Point bas cette année
"Avec un ratio de dette par rapport au PIB (produit intérieur brut, ndlr) déjà élevé, nous ne pourrons pas continuer à emprunter indéfiniment pour satisfaire ces demandes", a-t-il souligné. Ben Bernanke a par ailleurs livré aux parlementaires le dernier état des prévisions économiques de la banque centrale. "Nous continuons à prévoir que l'activité économique connaisse son point bas, puis reparte à la hausse, dans le courant de cette année", a-t-il rappelé.
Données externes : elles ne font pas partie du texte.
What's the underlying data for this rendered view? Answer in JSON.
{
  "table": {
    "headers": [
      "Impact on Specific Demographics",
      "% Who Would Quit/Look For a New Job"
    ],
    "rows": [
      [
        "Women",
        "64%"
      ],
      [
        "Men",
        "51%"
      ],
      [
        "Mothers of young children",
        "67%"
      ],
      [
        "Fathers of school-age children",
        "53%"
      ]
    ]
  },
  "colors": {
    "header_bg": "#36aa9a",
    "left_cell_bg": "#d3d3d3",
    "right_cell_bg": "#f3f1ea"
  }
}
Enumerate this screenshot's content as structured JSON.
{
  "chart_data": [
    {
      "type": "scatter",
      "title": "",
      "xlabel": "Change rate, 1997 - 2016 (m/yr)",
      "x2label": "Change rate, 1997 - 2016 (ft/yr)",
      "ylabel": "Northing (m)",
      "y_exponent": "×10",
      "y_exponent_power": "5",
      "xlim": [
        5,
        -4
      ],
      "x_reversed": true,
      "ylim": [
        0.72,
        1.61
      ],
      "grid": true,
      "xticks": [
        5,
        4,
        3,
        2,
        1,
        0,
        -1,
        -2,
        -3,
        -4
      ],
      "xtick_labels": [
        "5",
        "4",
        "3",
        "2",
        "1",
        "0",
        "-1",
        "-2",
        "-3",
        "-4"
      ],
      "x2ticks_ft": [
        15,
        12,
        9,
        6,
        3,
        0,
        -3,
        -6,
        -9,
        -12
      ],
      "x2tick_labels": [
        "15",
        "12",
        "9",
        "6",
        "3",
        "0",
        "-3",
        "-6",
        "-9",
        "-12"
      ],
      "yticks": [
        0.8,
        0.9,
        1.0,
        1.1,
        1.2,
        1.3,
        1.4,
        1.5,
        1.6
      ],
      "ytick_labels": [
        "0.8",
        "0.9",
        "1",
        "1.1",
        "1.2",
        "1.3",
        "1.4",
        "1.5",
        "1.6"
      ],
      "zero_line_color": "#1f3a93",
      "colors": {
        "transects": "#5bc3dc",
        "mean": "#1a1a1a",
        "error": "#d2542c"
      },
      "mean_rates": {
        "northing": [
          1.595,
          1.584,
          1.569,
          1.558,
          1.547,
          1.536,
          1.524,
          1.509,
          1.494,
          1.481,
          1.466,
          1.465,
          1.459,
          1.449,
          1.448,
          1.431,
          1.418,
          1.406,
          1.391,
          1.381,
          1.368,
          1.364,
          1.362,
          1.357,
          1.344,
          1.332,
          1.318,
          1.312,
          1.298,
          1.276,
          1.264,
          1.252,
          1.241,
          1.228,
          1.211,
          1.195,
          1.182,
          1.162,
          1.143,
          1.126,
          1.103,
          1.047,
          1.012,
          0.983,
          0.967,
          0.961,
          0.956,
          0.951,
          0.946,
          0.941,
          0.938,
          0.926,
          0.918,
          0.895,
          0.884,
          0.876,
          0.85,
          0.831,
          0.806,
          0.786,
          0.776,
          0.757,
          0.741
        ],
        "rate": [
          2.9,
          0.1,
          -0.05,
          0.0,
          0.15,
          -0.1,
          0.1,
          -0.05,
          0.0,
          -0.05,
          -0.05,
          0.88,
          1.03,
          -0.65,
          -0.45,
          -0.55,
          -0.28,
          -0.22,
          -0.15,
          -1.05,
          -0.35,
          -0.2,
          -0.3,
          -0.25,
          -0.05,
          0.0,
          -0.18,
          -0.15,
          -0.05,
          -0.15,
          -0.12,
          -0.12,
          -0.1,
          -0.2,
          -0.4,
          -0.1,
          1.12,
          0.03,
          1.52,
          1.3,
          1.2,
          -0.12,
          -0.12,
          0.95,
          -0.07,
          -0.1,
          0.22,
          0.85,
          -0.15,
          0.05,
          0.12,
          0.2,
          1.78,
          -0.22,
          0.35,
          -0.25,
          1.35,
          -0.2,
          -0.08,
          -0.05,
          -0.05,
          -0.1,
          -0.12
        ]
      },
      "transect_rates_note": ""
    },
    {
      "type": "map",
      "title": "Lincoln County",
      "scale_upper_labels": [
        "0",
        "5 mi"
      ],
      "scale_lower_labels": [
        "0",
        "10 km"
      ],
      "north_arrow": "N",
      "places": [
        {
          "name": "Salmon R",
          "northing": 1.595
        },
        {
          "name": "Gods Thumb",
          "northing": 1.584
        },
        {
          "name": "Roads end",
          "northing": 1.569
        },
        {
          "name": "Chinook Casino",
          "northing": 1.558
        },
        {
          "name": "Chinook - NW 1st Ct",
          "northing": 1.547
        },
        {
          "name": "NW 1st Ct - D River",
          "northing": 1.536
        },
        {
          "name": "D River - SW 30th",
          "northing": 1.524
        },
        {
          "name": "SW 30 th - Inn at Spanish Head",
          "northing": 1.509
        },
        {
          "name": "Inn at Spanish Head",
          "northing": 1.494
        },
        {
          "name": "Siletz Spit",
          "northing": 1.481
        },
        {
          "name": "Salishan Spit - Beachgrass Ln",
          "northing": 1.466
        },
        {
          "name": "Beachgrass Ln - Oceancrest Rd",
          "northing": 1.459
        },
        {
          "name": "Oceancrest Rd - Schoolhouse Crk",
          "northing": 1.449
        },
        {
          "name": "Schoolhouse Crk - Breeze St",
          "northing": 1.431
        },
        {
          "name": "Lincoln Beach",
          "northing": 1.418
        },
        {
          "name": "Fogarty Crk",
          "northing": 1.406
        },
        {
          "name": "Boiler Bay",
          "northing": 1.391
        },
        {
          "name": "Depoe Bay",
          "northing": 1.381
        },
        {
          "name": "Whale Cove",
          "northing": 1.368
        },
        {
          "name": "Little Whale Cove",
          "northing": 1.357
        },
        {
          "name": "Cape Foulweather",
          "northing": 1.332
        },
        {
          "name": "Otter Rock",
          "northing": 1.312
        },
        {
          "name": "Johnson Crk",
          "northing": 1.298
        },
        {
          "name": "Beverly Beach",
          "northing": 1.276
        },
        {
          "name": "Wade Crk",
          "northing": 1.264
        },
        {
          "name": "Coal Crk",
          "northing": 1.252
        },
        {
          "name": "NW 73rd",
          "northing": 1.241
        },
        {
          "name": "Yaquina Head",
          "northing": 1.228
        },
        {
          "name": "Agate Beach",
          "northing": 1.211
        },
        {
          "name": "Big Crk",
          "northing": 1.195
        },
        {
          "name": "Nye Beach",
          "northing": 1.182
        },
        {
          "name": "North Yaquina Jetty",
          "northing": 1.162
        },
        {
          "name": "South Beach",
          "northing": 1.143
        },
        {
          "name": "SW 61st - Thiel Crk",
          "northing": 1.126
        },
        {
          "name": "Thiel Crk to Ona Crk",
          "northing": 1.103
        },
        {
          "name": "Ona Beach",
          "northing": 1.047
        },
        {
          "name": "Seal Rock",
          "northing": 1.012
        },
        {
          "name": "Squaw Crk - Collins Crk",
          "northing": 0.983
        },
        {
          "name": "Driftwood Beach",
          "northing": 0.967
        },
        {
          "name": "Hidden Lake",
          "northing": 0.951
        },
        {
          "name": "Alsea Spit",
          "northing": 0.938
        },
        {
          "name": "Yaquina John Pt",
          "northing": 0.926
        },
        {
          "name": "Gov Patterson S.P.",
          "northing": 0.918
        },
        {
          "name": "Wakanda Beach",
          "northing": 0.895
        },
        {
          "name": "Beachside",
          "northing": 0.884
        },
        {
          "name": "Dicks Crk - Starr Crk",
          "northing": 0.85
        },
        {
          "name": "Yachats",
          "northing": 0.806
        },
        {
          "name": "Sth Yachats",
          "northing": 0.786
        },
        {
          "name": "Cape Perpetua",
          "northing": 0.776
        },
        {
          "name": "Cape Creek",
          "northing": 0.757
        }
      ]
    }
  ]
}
Mais, selon lui, "même une fois une reprise apparue, le taux de croissance de l'activité économique réelle devrait rester sous son potentiel de long terme pendant un moment".
Progrès considérables
Le dirigeant de la Fed a aussi commenté les mesures entreprises par les banques du pays pour redresser leurs finances, après la publication début mai des résultats des "tests de résistance" auxquelles elles avaient été soumises. "Les progrès considérables que ces groupes ont faits pour satisfaire les exigences en matière de réserves de capitaux et leur réussite dans la levée de capitaux privés, montre que les investisseurs sont en train de retrouver une plus grande confiance dans le système bancaire", a-t-il relevé.
Inflation
Ben Bernanke a enfin affirmé qu'il y avait peu de signes laissant penser que l'inflation pourrait reprendre. "Si on regarde autour de soi, et que l'on cherche des signes d'inflation ou d'attentes d'inflation, on n'en trouvera pas beaucoup", a-t-il déclaré devant la Commission du budget de la Chambre des représentants. "Ce que nous pouvons dire de mieux, avec toutes les incertitudes attachées à la prévision, c'est que nous ne voyons pas de risque d'inflation à court terme", a-t-il ajouté.